Fees introduced for civil disputes in Family Court
The Family Court is about to introduce fees.
Thursday, 31 May, 2012 – 15:03
Fees being introduced for civil disputes in the Family Court will help to better focus its resources, Courts Minister Chester Borrows said today.
The new fees are only for applications for division of assets and child care arrangements and come into effect on 1 July 2012.
Mr Borrows said that a fee waiver regime was being retained to ensure people with limited means had access to the Court. Fees do not apply for domestic violence cases, such as protection orders, or care and protection applications.
“Until now, the Family Court only charged fees for divorce applications. Introducing fees for civil disputes brings it in line with other courts in New Zealand and with family jurisdictions in Australia and England,” says Mr Borrows.
An application relating to child care arrangements will cost a flat fee of $220 with no hearing costs. While an application relating to the division of assets will cost $700, there is also a hearing fee of $906 for each half day. The hearing fee is based on the equivalent fee in the District Court.

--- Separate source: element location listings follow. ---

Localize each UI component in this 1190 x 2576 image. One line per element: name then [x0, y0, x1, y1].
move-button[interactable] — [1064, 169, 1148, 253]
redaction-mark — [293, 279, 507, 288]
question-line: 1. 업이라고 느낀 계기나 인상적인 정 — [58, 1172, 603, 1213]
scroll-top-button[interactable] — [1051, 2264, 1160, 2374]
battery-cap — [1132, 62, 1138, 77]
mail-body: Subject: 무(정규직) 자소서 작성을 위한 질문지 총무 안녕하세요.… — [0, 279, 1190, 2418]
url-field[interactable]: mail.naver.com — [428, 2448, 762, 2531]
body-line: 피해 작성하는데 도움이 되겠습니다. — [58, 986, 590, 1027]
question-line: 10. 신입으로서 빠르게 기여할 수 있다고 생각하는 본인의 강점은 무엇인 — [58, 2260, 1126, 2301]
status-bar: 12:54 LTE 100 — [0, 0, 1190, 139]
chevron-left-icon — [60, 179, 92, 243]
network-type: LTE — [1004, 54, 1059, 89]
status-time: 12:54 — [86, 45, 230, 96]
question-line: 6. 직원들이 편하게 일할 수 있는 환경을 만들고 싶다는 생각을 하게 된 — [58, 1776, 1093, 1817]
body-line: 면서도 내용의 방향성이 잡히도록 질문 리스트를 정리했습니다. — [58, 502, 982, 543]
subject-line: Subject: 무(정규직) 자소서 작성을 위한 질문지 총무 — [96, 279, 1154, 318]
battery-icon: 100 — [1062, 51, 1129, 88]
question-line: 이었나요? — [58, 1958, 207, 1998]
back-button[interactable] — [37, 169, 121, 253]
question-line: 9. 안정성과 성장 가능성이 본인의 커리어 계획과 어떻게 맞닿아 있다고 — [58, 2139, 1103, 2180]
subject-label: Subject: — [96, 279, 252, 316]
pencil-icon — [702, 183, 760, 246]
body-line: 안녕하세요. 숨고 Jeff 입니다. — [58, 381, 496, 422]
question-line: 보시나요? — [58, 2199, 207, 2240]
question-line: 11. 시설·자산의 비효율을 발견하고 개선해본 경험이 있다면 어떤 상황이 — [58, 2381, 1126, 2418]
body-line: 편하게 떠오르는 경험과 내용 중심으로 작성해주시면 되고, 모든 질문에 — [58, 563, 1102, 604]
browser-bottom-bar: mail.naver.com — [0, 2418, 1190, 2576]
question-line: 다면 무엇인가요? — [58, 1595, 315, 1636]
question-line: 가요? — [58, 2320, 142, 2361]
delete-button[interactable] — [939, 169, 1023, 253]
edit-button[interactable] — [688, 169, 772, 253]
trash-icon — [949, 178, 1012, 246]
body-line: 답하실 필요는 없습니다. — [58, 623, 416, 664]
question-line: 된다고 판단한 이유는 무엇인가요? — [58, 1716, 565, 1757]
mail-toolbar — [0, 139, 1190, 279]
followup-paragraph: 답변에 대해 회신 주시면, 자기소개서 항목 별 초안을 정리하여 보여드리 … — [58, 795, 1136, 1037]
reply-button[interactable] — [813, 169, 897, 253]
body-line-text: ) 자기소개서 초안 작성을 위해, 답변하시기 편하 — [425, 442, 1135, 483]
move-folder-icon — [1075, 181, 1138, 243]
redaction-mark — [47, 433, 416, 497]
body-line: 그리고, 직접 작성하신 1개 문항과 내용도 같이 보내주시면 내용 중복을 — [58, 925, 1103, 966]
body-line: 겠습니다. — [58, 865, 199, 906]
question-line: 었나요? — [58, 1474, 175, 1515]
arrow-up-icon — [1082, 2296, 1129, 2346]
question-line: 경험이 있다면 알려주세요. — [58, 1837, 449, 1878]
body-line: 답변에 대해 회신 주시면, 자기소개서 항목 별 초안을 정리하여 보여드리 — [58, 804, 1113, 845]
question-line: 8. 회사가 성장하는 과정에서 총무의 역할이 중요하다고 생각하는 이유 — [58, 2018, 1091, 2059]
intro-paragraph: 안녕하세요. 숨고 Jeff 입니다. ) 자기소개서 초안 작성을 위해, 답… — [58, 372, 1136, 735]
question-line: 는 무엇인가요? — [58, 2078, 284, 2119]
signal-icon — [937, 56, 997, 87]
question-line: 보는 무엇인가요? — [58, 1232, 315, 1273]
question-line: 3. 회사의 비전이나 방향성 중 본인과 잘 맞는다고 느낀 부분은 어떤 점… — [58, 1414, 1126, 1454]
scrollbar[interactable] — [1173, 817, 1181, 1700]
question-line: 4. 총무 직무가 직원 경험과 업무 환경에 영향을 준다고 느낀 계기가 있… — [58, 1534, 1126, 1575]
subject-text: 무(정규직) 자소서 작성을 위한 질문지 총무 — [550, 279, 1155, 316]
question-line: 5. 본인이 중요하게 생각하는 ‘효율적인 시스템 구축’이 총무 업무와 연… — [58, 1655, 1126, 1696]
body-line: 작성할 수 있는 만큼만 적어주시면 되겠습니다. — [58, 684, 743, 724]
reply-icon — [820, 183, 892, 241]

“Targeted fees provide an incentive for people to deal with their relationship problems outside of Court, where possible,” Mr Borrows says. “Avoiding court and litigation is usually better for the people involved, and it’s certainly better if children can be kept out of the court process.
“We want the Family Court focused on the people who need judicial involvement and judgments about cases.
“There are a number of other resolution approaches people can use outside of court, including mediation.
“Family Court costs have increased over 70 per cent to $142 million over the past six years and we want people to realise Court processes are costly and should only be used as a last resort. It’s sensible that people contribute toward that cost,” Mr Borrows says.
In my experience as McKenzie friend, I’ve seen quite a few child care cases where the mother filed a new application relatively shortly after decisions were made in a full hearing. From July, such mothers will think twice before applying as they’ll also have to consider potential hearing costs on top of application fees.
However, it is really frustrating that the court doesn’t also make their rulings enforceable. As most of you here know, if the family court made an order outlining child care arrangements and one party breaks the agreement, the other party cannot request police for assistance to enforce the order. Instead, one will have to go back to court and apply for a warrant to enforce contact.
It will be interesting to see how the fees apply in these cases.